HONG KONG, June 17 (Reuters) - Daily average trading volume of yuan in Hong Kong jumped to a record in May, exceeding the volumes of Hong Kong dollars for the first time ever, indicating the yuan’s growing importance in international trade.
Average daily yuan trading volume rose to a record 390 billion yuan ($63.61 billion) last month in Hong Kong, according to data from the Hong Kong Monetary Authority and comments made by HKMA chief Norman Chan to reporters during a yuan roadshow in New York.
Chan said he expected turnover to rise further.
In comparison, the average volume of Hong Kong dollars traded daily was 487 billion Hong Kong dollars ($62.74 billion).
The growth of the offshore yuan market in Hong Kong has gone from strength to strength since it was launched in mid-2010, with deposits growing from less than 1 percent of total deposits in the Hong Kong banking system to around 10 percent now.
Chart of CNH deposits in HK:
That impressive growth has led to the rise of a thriving offshore yuan bond market in Hong Kong and rising trade settlement volumes, with more than 12 percent of China’s global trade now denominated in the yuan compared to less than 1 percent in 2010.

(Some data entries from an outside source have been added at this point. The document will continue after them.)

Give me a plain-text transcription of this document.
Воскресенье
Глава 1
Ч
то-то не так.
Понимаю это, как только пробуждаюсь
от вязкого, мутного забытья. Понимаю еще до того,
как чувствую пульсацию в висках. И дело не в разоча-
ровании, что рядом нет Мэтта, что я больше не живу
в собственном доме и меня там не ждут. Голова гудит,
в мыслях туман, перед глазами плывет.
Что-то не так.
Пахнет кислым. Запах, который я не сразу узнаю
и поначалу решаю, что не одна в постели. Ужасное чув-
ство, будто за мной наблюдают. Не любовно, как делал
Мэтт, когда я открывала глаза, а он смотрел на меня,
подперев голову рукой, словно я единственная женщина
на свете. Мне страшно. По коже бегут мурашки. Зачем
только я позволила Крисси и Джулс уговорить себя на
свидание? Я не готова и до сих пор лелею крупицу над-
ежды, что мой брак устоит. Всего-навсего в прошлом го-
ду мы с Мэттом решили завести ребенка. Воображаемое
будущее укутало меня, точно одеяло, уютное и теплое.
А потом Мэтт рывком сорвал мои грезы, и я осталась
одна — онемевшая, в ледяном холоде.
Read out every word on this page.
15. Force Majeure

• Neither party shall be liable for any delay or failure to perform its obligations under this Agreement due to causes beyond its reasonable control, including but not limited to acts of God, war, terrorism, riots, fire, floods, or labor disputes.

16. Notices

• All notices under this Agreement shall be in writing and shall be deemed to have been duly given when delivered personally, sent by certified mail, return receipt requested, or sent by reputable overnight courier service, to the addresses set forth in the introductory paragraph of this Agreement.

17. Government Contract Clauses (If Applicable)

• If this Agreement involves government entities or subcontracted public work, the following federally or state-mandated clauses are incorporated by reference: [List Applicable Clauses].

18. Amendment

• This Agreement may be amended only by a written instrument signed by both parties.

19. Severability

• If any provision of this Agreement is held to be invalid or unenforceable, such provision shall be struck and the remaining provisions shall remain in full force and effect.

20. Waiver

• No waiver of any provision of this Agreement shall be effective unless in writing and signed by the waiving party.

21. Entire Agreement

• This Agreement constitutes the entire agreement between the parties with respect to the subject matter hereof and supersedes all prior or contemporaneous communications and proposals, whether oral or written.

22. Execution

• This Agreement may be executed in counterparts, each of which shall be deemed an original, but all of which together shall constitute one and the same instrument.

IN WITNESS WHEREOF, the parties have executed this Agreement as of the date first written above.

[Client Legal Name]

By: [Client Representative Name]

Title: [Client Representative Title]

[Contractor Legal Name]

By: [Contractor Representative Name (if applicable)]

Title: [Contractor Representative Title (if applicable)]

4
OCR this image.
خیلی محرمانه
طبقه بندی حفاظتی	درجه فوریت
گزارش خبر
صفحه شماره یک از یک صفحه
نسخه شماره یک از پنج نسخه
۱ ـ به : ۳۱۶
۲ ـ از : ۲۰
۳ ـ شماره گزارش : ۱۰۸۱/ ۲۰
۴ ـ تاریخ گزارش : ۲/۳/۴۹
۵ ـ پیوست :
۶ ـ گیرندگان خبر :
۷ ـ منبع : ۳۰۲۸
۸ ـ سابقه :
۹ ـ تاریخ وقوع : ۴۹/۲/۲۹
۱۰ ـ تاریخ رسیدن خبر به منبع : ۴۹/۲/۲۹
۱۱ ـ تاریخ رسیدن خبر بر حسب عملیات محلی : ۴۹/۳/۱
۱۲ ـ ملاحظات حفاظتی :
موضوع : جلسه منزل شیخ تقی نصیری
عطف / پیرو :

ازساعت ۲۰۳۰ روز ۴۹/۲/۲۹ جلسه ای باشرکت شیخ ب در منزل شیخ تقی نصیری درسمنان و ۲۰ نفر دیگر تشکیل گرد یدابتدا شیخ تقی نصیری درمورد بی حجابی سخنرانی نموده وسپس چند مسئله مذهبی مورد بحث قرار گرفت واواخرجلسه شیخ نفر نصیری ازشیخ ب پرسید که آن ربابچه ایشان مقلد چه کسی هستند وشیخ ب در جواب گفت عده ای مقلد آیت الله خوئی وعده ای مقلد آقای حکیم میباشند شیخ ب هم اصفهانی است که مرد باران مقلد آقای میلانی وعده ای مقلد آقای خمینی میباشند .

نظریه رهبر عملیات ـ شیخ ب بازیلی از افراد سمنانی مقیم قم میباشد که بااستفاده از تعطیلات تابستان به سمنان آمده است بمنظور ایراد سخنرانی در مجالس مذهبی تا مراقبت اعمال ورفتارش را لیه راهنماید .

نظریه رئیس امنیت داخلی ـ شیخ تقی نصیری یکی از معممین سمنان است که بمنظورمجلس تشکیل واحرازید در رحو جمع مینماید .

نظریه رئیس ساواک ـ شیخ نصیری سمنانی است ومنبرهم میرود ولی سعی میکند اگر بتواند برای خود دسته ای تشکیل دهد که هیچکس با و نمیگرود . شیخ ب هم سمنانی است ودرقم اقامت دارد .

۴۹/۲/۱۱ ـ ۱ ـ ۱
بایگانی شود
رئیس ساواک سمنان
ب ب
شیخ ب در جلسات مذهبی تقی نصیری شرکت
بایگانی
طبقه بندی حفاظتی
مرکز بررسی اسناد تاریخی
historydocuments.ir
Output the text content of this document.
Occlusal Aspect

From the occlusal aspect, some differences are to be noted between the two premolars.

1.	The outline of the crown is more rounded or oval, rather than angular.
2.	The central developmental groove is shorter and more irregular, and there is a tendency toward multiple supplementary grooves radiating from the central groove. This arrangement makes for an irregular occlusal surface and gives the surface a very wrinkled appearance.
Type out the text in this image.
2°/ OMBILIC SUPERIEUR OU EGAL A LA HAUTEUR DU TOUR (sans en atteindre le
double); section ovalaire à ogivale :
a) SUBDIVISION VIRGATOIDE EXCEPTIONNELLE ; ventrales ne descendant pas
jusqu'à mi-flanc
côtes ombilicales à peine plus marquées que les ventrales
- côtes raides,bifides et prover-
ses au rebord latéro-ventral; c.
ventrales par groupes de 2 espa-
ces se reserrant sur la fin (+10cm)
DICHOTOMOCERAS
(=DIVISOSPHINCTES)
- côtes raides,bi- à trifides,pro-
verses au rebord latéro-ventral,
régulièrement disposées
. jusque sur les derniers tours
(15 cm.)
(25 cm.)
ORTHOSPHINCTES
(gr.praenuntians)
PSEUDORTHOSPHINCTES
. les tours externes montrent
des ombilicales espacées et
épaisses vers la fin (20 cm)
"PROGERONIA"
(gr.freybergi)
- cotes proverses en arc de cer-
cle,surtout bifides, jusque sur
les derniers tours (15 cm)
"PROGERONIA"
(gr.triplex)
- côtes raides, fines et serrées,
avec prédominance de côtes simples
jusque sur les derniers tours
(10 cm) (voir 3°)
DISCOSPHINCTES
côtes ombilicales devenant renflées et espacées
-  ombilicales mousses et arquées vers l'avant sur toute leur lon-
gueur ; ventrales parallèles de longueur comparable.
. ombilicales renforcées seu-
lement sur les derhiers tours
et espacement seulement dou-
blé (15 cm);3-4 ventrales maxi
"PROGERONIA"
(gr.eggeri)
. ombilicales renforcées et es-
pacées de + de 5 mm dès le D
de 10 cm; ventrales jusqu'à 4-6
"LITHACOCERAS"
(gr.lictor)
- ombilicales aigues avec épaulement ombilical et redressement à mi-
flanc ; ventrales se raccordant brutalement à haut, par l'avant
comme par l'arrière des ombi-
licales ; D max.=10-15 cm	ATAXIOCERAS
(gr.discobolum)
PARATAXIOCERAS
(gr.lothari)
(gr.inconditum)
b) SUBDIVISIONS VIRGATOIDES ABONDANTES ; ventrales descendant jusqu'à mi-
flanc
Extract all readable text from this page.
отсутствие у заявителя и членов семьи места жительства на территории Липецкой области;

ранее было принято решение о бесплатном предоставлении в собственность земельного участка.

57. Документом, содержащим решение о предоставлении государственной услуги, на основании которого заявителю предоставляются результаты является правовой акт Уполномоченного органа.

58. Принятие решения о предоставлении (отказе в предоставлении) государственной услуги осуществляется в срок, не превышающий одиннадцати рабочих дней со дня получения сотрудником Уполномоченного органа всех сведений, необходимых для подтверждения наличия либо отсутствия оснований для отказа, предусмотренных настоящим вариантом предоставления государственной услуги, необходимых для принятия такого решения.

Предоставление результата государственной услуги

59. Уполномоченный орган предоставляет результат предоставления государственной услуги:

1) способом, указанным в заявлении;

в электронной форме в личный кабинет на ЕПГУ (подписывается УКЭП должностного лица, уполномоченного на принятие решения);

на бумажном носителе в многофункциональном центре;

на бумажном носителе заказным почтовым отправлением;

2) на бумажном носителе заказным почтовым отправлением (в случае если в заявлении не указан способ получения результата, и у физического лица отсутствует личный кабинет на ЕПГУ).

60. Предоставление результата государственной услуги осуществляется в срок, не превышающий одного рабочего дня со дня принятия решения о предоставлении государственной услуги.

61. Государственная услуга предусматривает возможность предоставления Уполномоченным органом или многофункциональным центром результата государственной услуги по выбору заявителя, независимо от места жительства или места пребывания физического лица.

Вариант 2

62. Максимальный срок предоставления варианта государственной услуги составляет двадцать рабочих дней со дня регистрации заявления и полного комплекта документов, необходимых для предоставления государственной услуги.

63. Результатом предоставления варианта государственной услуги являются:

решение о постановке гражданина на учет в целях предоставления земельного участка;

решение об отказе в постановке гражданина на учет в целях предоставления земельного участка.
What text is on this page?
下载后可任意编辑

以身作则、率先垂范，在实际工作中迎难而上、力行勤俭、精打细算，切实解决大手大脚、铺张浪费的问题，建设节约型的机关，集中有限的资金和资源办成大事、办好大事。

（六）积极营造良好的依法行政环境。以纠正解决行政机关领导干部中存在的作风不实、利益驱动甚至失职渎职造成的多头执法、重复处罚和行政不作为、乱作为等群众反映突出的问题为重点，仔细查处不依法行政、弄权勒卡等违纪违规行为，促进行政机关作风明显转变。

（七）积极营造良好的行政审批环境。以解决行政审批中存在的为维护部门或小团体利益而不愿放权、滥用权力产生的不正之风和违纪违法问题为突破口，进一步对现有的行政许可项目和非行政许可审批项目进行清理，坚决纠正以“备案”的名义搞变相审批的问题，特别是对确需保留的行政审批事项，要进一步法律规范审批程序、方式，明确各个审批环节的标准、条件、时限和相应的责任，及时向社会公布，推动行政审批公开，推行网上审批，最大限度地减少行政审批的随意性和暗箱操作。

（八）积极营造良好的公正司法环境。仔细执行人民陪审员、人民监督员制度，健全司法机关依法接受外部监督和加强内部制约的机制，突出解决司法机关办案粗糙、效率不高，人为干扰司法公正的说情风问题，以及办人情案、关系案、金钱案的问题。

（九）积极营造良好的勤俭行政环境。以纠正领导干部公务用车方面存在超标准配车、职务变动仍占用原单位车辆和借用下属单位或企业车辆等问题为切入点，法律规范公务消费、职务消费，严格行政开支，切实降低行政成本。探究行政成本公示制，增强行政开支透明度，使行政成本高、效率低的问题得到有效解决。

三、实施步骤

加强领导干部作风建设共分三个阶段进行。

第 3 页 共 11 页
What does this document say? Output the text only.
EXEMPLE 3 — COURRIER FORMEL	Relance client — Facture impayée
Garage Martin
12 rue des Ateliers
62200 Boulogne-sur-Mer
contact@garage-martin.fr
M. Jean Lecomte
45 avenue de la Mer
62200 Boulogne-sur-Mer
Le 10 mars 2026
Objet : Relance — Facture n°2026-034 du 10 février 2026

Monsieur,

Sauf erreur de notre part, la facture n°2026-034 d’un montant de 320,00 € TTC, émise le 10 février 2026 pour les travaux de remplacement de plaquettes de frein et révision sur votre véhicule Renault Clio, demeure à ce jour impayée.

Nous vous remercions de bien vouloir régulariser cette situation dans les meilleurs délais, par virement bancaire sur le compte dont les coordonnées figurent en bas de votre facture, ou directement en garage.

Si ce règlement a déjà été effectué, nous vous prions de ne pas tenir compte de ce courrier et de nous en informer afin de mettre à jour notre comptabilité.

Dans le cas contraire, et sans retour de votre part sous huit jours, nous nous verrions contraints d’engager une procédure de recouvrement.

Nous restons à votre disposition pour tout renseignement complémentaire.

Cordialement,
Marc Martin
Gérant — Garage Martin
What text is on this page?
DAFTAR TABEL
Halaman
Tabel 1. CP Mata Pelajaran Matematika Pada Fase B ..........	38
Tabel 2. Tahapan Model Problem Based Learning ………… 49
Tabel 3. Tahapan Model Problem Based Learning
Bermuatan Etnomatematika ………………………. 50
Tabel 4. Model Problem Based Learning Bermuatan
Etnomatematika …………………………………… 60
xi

While the market’s momentum slowed in the second half of 2012 due to weak global sentiment and a Chinese leadership transition, recent months have seen a renewed determination from Beijing to widen the yuan’s footprint in global trade.
New offshore yuan centres have been opened in Taiwan and Singapore, regulators have relaxed restrictions on investments via yuan and foreign currency quotas and more channels for moving yuan funds across borders have been opened.
But even as more cities have shown a desire to become offshore yuan centres, the evidence indicates that Hong Kong remains the overwhelming leader in spearheading China’s yuan internationalization initiative.
For instance, a recent City of London report said that yuan deposits in banks and private wealth accounts in London declined in 2012 compared to net growth in Hong Kong in that period.
In Hong Kong, about 174 participants had signed on to the yuan real time gross settlement system (RTGS), a system responsible for clearing all interbank payments, by the end of 2012, according to HKMA data.